I'm interested in an asymptotic expansion of $\,\sum_{k=1}^n H_k^{-1}$ for $\,n\to\infty$, where $H_k=\sum_{m=1}^km^{-1}$ are harmonic numbers. I would like all terms in the expansion to use $H_n$ rather than $\log n$ to avoid irrational numbers where possible.
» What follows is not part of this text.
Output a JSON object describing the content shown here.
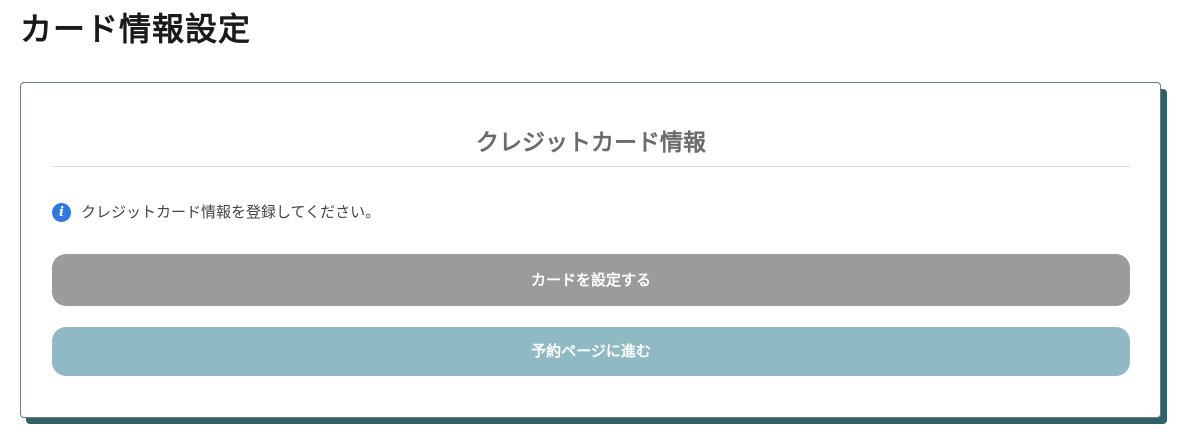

So far, I have figured the two initial terms by replacing the harmonic numbers with their asymptotic expansion $H_n\sim\log n+\gamma+O\!\left(n^{-1}\right)$ and approximating the sum by the corresponding integral. If I haven't made any mistakes, then
$$\sum_{k=1}^n H_k^{-1}\sim n\,H_n^{-1}+n\,H_n^{-2}+O\!\left(n\,H_n^{-3}\right).$$
But computations become more complicated after that, so I couldn't make any further progress. Could you propose an approach that allows to compute more terms, or find a general formula for them?
Best Answer
Denote your sum by $S(n)$. In terms of the digamma function, $H_n=\psi(n+1)+\gamma$. Thus, by the Euler–Maclaurin formula $$ S(n) = \int_1^n {\frac{{\mathrm{d}t}}{{\psi (t + 1) + \gamma }}} + \mathcal{O}(1). $$ Taking $s = \psi (t + 1)$ gives $$ S(n) = \int_{\psi (2)}^{\psi (n + 1)} {\frac{1}{{s + \gamma }}\frac{{\mathrm{d}t}}{{\mathrm{d}s}}\mathrm{d}s} + \mathcal{O}(1). $$ It is known that $$ t = - \frac{1}{2} + \mathrm{e}^s + \mathcal{O}(\mathrm{e}^{ - s} ), $$ whence \begin{align*} S(n) & = \int_{\psi (2)}^{\psi (n + 1)} {\frac{{\mathrm{e}^s }}{{s + \gamma }}\mathrm{d}s} + \mathcal{O}(1)\int_{\psi (2)}^{\psi (n + 1)} {\frac{{\mathrm{e}^{ - s} }}{{s + \gamma }}\mathrm{d}s} + \mathcal{O}(1) \\ & = \int_{\psi (2)}^{\psi (n + 1)} {\frac{{\mathrm{e}^s }}{{s + \gamma }}\mathrm{d}s} + \mathcal{O}(1) = \mathrm{e}^{ - \gamma } \int_{\psi (2) + \gamma }^{H_n } {\frac{{\mathrm{e}^v }}{v}\mathrm{d}v} + \mathcal{O}(1) = \mathrm{e}^{ - \gamma } {\mathop{\rm Ei}\nolimits} (H_n ) + \mathcal{O}(1). \end{align*} Here ${\mathop{\rm Ei}\nolimits}$ is the exponential integral function. Using the known asymptotic expansion of this function, we find \begin{align*} S(n) & \sim \mathrm{e}^{H_n - \gamma } \sum\limits_{k = 0}^\infty {\frac{{k!}}{{H_n^{k + 1} }}} + \mathcal{O}(1)= \mathrm{e}^{\log n + \mathcal{O}(1/n)} \sum\limits_{k = 0}^\infty {\frac{{k!}}{{H_n^{k + 1} }}} + \mathcal{O}(1)\\ & = n\sum\limits_{k = 0}^\infty {\frac{{k!}}{{H_n^{k + 1} }}} + \mathcal{O}(1)\sum\limits_{k = 0}^\infty {\frac{{k!}}{{H_n^{k + 1} }}} + \mathcal{O}(1)\sim n\sum\limits_{k = 0}^\infty {\frac{{k!}}{{H_n^{k + 1} }}} , \end{align*} i.e., $$\boxed{ S(n) \sim n\sum\limits_{k = 0}^\infty {\frac{{k!}}{{H_n^{k + 1} }}} } $$ as $n\to +\infty$.